Они развесили влажные плащи на колках, торчащих из стены, заперли каморку и спустились в зал, где их опять охватил тяжелый спертый воздух и хор нестройных голосов. Поэтому Леки был рад, что южанин все-таки выбрал лавку около открытого окна – прямо перед ними ее покинула компания подвыпивших молодчиков, – хотя здесь было очень светло благодаря двум светильникам, закрепленным на столбе, подпиравшем этажные перекрытия. За эти дни Леки уже успел приметить, что спутник его не любит ярко освещенных мест. Даже трапезничая каждый вечер с благородным тэбом, он ухитрялся сесть так, чтобы лицо его очутилось в тени. Сегодня почему-то случилось иначе.
Жаркое, как ни странно, и на самом деле оказалось недурным, и мяса в нем было не много и не мало, а в самый раз. Но долго наслаждаться горячей едой не пришлось, спутник явно спешил, и его поспешность передалась и Леки. Не хотелось оставаться одному в этом зале, полном разношерстого люда из большого, просто огромного, по его меркам, – города. Кроме того, его беспокоило, что южанин покашливал во время еды. Может, захворал в дороге. Когда они начали подниматься по лестнице, Леки показалось, что Дэйи оправился от этой напасти, но уже наверху, в каморке под крышей, он разразился тяжелым и надсадным кашлем, одной рукой схватившись за грудь, а другой распахнув оконце.
Влажный и липкий не по-весеннему воздух ворвался в каморку, и Леки поежился. Однако для его спутника глоток свежего воздуха, видать, оказался лучшим лекарством, потому что кашель почти сразу утих. Он еще несколько раз вздохнул полной грудью и наконец захлопнул тяжелую раму.
– Ты болен, – сказал Леки.
– Нет, – ответил южанин, – я просто не выношу арахш.
– Но арахш – это ж обычное курево! Только крепкое.
Леки удивился. Раньше ему казалось, что Дэйи просто неуязвим! Или почти неуязвим. А тут арахш!
– Не обычное, – покачал тот головой в ответ, – и мое тело не выносит его. В Эгросе эту южную гадость почти не курят. Когда мы вошли в залу в первый раз, там не было арахша.

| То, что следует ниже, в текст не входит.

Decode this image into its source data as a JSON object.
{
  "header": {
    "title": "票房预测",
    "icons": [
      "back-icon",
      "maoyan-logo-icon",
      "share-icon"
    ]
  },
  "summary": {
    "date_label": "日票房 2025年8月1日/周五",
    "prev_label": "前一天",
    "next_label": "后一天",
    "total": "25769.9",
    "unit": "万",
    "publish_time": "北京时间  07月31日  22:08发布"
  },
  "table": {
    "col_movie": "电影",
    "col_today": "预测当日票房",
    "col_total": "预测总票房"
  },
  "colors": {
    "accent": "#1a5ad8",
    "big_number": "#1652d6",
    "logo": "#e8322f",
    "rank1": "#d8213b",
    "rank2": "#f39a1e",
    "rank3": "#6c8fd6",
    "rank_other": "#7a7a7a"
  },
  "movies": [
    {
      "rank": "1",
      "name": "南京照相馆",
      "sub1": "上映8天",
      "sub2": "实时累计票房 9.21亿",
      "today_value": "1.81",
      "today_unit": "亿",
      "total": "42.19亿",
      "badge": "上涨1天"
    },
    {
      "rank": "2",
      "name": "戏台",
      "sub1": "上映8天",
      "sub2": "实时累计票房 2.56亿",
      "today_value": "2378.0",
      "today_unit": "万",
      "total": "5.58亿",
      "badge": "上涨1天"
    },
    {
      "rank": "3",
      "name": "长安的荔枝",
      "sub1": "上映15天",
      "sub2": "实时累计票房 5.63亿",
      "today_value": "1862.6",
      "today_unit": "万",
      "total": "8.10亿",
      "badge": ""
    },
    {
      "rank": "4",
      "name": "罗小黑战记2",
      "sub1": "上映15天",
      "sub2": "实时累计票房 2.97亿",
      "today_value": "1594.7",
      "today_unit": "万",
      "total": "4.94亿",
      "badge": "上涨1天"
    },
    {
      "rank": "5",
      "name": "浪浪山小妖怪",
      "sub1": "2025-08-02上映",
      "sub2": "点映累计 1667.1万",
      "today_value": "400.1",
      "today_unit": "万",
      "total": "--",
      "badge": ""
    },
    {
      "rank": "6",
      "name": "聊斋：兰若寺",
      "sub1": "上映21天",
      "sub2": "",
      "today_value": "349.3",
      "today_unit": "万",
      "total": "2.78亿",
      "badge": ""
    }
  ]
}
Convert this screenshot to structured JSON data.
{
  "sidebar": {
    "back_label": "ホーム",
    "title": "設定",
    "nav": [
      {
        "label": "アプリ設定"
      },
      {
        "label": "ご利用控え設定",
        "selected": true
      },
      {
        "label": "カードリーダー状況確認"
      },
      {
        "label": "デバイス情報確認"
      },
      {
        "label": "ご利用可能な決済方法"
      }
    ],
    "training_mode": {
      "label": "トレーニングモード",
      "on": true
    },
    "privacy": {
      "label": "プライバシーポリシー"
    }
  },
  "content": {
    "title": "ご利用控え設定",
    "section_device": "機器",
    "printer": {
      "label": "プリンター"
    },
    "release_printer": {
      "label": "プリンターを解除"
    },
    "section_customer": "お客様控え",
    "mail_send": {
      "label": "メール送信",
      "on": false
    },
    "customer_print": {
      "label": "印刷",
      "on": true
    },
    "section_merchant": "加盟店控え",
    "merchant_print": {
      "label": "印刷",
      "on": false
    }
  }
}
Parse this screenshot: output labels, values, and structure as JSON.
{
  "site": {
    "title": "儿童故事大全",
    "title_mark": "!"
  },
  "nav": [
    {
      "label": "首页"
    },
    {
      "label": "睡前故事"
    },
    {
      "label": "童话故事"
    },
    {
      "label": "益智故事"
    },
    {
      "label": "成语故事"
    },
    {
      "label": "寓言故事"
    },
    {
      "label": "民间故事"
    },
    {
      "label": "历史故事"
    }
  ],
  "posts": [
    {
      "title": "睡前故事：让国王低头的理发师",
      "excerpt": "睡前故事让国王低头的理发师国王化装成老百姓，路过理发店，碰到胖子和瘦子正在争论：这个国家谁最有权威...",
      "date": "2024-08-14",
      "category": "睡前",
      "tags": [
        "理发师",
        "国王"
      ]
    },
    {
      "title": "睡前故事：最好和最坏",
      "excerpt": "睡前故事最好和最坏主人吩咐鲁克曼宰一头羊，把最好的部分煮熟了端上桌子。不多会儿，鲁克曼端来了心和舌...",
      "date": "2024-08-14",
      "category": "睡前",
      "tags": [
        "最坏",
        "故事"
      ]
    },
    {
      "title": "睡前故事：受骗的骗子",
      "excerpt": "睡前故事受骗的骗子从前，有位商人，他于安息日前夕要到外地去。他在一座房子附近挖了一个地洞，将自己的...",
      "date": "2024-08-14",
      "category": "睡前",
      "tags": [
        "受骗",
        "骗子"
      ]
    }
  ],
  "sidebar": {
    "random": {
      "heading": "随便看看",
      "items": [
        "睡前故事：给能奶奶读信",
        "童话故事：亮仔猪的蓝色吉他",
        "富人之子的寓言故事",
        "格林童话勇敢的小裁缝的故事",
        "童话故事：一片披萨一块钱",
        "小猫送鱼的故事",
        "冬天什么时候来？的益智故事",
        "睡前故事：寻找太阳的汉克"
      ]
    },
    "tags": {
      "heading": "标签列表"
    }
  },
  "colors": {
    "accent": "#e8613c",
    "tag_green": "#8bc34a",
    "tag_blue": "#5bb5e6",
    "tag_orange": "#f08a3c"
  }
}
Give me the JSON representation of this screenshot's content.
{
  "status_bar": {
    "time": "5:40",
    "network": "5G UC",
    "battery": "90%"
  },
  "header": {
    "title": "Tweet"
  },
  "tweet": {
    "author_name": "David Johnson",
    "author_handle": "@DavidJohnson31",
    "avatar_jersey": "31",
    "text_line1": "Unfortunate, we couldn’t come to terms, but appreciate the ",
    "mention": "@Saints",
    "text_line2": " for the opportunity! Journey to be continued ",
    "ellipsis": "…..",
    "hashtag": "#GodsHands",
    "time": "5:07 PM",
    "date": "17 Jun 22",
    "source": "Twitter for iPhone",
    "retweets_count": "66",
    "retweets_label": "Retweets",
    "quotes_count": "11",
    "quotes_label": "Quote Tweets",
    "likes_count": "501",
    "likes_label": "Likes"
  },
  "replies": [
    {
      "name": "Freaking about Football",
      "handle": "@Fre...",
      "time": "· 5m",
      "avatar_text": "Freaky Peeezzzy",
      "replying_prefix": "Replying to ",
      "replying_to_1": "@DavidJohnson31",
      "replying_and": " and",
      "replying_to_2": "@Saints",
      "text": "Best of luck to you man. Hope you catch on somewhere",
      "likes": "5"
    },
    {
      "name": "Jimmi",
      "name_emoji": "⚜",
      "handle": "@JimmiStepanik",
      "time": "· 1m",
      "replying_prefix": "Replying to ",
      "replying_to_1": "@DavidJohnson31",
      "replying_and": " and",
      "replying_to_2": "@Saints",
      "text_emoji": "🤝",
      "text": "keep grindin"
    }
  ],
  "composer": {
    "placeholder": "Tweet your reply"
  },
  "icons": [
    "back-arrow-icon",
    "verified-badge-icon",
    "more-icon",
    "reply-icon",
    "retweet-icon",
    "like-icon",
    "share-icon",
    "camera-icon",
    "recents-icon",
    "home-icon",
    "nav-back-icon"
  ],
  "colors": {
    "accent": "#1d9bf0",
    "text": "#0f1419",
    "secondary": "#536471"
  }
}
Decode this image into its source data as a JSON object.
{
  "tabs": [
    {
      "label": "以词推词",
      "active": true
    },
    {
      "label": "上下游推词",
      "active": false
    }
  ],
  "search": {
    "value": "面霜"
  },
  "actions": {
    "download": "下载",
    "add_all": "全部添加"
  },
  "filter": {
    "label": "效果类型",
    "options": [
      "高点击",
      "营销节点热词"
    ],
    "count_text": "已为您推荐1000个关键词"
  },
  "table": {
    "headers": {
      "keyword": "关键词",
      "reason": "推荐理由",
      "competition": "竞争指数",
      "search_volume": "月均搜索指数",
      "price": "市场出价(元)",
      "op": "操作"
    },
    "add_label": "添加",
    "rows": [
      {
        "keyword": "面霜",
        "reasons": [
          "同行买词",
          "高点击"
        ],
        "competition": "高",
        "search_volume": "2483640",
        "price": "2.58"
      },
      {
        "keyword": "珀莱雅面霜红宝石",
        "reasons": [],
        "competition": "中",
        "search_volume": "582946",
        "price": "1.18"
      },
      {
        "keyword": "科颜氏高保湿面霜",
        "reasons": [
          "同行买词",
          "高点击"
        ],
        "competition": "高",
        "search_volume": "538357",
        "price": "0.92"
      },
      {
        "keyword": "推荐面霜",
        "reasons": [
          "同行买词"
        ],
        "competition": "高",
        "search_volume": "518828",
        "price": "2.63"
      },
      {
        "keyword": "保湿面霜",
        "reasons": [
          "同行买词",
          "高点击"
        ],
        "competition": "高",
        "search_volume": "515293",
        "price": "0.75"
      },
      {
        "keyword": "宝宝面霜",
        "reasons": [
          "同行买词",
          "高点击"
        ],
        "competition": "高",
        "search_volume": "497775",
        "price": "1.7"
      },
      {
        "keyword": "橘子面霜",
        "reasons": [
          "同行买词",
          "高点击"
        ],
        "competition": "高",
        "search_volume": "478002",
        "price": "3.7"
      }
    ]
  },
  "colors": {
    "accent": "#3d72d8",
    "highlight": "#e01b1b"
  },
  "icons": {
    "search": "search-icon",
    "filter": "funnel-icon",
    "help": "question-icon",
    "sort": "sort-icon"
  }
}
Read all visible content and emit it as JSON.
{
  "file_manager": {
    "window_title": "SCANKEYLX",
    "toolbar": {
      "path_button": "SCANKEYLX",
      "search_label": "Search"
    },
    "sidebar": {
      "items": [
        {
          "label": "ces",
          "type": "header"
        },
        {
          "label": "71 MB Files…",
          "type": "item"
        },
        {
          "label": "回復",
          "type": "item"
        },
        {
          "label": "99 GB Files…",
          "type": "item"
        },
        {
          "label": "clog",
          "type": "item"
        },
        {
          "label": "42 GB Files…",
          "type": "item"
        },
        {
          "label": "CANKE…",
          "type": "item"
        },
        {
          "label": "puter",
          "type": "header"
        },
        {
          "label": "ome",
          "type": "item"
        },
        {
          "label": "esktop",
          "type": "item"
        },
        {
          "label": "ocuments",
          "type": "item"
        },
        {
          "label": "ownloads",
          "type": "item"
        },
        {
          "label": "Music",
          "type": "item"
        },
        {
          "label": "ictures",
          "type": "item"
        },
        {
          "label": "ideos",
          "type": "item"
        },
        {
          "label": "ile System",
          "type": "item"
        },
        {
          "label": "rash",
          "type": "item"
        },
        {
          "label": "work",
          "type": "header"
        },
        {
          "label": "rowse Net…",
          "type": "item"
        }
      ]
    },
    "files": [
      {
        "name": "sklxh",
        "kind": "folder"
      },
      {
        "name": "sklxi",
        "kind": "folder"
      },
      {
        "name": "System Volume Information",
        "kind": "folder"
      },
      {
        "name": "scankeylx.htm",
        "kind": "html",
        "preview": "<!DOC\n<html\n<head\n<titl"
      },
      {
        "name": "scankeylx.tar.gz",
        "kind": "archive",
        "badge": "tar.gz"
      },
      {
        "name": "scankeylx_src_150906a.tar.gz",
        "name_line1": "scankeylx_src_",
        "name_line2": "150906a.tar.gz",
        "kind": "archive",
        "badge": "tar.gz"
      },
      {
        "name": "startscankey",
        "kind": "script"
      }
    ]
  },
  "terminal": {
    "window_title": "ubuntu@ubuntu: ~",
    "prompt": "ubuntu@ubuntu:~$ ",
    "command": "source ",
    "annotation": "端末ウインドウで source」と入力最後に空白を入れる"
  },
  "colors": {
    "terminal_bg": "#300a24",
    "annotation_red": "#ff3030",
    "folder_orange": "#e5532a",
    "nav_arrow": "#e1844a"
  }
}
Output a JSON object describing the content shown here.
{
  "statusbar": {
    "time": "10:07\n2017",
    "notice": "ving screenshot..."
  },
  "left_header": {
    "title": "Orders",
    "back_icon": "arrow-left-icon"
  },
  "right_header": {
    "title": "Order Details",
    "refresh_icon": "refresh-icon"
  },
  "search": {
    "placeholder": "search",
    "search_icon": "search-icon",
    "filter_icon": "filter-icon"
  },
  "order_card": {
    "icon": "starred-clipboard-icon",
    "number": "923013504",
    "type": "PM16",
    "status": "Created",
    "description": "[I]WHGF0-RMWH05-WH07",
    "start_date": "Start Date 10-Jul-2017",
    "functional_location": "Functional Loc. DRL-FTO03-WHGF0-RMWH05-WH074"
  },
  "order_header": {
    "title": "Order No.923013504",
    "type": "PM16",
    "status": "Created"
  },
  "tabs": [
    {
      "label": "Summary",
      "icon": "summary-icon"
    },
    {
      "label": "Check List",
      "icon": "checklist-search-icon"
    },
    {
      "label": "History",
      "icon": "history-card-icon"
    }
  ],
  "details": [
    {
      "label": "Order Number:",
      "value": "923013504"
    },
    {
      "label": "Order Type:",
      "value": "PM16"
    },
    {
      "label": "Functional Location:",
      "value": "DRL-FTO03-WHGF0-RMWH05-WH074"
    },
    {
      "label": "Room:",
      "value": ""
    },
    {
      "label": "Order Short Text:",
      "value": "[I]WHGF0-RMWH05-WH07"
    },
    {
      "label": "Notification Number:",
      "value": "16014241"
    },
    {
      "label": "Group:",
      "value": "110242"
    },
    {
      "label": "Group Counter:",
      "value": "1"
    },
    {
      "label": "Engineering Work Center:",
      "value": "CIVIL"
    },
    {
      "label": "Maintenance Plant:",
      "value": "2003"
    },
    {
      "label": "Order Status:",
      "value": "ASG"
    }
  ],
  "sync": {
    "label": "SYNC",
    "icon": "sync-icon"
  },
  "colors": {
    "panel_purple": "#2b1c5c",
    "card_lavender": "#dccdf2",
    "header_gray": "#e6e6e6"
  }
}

Кто-то пришел, пока мы устраивались наверху.
Раньше Леки решил бы, что настал удобный случай для расспросов. Но он не первый день уже в дороге с Дэйи. Тот ничего не скажет, если не захочет, а сейчас он явно не расположен продолжать разговор.
– А что завтра?
– Завтра у меня дела. Возможно, меня не будет целый день. Ты можешь провести его, как хочешь. Если день окажется удачным, послезавтра наши пути разойдутся, – произнес он, как всегда, равнодушно, словно не было ему до Леки никакого дела.